Iphone 4s or ipad2 for game development?

Hi, I’m going to buy one of these devices mainly for game development. I wish I could afford both of them to test different resolutions, but I can’t. So, which one should I choose and why?

Btw, can every iphone app run on ipad too? or vice versa?

I would say iPhone as it is a phone as well. But more so that i believe the number of units sold is extrordinarily higher…That being said, you dont have to buy an iPhone, why not an iPod Touch and iPad? One of the main reasons to have them is to understand how they feel in your hand and develop the player interaction around that.

If it’s for testing I would say neither. While the consumer in you may want the top of the line device to play with, when testing you get MUCH more worth out of the low ends.

It may run fine on the iPhone 4s, but can’t even load on an iPod Touch 4(less memory), or can’t keep up the framerate on the 3GS.
If it’s for testing purposes you want to get your lowest supported devices, as if it plays well on those it’ll play well on the newer ones too, and you won’t alienate users (who paid for an app they can’t play) and get tons of 1 star reviews, which can hit you badly in sales.

If you support only the Arm7/OpenGL ES 2.0 devices, which is one of the limitations you can apply (same one as Infinity Blade, and seemingly all games released on iOS nowadays), the iPhone 3GS is the most likely to run into CPU issues, and the iPod Touch 4 will be the most likely the have memory/GPU issues when you support the retina display.

Get 3 devices.

The weakest device is probably going to be 3GS touch and iPad1 so try to get both of those. The reason for 3GS is because it has a crap CPU, and the iPad1 has crap fill-rate. But iPad2 offers the upgraded CPU and GPU, which you’ll need if you want to push quality settings higher.

If you aren’t making unity pro games you will probably waste your money getting iPad2.

Try at minimum, to get a 3rd gen ipod touch, and an iPad1 on the second hand market. Making your game run well on these two will guarantee a smooth experience for all the others. Having a retina touch around will help you if you can’t plan ahead with resolution independent stuff.

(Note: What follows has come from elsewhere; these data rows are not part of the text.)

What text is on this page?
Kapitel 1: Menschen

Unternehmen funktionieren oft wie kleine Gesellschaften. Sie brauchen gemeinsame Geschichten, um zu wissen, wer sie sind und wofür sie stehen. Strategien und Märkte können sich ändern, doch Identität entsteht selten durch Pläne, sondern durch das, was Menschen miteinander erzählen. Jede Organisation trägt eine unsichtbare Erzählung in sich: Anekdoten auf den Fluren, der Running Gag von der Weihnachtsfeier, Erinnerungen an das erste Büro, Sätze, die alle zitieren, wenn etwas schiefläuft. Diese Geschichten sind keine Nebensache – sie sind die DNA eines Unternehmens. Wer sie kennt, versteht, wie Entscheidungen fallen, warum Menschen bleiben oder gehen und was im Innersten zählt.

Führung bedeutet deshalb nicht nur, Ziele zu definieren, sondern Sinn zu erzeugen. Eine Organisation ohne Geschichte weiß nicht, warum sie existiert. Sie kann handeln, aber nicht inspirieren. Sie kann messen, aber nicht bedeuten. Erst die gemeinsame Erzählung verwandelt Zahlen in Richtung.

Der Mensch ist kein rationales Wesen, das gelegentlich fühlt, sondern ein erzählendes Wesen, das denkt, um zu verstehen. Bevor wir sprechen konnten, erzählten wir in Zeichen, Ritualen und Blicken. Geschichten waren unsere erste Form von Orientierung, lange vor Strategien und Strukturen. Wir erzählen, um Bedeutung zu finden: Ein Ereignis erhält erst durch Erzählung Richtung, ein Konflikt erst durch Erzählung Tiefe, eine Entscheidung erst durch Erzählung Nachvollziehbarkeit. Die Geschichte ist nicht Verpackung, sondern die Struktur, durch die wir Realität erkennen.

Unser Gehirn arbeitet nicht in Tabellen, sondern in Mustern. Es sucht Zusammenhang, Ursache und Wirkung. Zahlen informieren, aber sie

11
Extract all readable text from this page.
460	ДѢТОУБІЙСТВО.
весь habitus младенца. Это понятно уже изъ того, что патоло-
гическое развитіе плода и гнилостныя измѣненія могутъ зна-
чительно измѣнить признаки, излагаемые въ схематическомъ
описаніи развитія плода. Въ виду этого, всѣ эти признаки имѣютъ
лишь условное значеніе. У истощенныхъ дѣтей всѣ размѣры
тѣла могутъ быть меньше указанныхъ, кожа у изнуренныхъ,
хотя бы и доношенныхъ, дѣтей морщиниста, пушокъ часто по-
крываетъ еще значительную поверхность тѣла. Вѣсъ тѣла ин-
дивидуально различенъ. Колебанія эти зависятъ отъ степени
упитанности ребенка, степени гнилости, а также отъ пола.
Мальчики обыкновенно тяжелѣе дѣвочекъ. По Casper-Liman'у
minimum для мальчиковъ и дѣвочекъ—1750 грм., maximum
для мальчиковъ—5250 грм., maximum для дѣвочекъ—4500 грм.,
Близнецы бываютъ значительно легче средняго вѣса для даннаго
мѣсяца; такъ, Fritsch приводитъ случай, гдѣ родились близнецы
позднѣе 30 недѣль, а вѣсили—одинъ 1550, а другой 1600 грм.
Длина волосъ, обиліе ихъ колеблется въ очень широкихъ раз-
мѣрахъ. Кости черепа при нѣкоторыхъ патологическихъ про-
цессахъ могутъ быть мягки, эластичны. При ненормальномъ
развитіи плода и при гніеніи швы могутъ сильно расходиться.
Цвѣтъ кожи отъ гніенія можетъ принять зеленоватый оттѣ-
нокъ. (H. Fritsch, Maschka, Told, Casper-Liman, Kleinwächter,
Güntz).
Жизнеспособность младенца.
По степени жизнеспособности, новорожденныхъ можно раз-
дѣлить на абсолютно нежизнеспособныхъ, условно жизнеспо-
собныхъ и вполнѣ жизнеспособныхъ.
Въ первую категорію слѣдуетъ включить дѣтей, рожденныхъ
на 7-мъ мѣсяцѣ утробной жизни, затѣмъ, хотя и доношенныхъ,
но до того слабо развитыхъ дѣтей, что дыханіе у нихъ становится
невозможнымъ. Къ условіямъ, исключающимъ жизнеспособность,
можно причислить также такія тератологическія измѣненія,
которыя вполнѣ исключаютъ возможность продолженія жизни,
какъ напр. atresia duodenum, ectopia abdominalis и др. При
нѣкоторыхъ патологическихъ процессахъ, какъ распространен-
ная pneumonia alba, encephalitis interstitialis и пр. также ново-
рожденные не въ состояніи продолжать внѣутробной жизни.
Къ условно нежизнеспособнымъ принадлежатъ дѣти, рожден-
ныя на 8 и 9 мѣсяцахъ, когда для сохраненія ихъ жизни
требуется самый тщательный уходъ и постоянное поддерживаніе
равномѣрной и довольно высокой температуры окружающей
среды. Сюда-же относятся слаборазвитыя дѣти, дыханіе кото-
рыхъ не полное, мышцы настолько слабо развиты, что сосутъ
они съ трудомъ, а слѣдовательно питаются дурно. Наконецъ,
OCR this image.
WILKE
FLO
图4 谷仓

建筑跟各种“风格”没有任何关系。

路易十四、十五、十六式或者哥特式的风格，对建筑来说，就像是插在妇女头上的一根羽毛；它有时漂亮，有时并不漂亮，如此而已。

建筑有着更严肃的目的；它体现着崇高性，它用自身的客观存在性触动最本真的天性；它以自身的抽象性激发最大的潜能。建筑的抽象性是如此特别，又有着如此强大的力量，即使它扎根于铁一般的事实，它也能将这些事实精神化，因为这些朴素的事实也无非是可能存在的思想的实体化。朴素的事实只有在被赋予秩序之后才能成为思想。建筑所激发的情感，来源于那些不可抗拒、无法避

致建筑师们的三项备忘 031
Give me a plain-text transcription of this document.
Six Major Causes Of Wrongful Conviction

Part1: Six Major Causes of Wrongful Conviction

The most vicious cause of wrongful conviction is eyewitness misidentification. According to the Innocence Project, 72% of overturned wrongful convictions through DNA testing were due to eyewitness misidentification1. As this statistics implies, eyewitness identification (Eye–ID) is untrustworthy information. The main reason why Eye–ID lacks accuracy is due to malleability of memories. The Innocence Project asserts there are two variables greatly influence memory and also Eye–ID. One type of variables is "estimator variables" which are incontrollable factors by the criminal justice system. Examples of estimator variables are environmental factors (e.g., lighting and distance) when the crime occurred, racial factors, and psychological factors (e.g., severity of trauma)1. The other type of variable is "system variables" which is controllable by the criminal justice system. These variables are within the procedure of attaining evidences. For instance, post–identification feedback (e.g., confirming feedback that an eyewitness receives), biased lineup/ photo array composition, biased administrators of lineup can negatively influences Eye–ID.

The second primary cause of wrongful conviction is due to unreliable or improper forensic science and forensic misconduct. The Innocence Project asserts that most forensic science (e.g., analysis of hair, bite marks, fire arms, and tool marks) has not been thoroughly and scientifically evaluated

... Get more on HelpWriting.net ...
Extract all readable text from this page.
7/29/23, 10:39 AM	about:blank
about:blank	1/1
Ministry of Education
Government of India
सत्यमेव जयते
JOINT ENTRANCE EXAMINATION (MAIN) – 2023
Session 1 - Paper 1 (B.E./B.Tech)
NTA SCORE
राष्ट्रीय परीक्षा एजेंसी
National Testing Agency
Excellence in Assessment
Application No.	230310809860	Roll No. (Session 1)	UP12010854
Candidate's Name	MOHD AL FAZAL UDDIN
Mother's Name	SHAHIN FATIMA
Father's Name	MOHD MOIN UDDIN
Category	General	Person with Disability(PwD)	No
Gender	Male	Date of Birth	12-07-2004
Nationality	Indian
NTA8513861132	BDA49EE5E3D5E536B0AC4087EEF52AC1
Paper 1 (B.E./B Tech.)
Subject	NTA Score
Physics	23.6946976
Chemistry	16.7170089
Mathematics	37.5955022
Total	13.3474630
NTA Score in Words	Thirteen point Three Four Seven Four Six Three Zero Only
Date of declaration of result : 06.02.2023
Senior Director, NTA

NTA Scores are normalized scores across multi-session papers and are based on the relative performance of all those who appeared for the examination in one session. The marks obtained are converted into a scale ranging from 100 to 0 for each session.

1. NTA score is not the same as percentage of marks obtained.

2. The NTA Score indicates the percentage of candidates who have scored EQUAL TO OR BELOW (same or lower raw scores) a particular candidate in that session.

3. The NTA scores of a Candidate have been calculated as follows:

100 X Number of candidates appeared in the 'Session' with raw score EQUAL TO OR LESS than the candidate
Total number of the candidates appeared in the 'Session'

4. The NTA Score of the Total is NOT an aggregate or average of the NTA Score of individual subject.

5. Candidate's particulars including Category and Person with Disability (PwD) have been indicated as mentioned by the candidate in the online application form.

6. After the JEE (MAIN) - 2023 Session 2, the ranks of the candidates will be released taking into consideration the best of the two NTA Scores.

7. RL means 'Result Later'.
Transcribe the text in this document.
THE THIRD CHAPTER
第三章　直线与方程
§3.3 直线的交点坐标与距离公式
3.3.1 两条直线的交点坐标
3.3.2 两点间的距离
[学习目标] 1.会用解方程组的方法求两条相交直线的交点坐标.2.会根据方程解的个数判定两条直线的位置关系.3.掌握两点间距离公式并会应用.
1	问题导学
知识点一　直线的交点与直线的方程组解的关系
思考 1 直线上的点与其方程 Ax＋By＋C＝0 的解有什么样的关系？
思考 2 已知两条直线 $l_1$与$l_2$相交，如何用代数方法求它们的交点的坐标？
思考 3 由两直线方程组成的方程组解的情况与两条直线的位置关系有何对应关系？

For example, I use a 2nd camera with abstracted orth camera coordinates (0-1 range) to position my buttons and stuff. They always look the same no matter the screen. That might be worth investing a little time into coding, especially if you’re not sure you’re going to have all the devices to test on.

Test with Analyze on in xcode to ensure your game never goes beyond 80-100 meg (or there will be tears aplenty. Physynth runs fine at 110 megs on iPad1, but the moment someone runs it on a jailbroken iPad, it crashes. There’s not much I can do because people running JB devices tend to have a ton of shitty background tasks running)

Testflight will be your friend too.

Totally agree with this.

If you want to make great games, you shouldnt be thinking only as a programmer (not getting only one device for testing perfomance/technical issues).
But also for design stuff, user experience, etc…

If you want to make great games, and also money of it, you should at least get all the necessaries devices to accomplish that mission.

If you dont have money, sell your stuff, borrow from friends, get a part-time “quick” job,etc…Of course, only if you plan to take this seriously.

Its an investment. Its a tool. Not a luxury.

Thanks all for the replies… The game I’m currently developing most probably won’t run on 3gs or ipad1, since it’s a 3D game and not much optimized :slight_smile: …Intel atom does not run it smoothly :frowning:

And if you have an iphone or ipod touch, how can you simulate the experience of a large screen of ipad? Do you all have at least 2 devices for testing?

One more thing… I’m also going to buy a mac mini. Will an Intel HD 3000 gpu be enough for development?

hey rextr09,

i think its definitely important (as everyone above stated) to get both an iPad and an iTouch/iPhone. I tried initially dev’ing only on an iPhone and quickly realized there are just far too many differences between the devices (with the screen being the biggest issue).

As far as systems go… yes a mini will work fine. Just picked up one of the newest ones for one of my dev’s about a month ago and we’ve had no issues with it. Obviously its not going to be a 3D goliath or great at generating stuff in zbrush, but unity runs great w/it and we’ve no issues.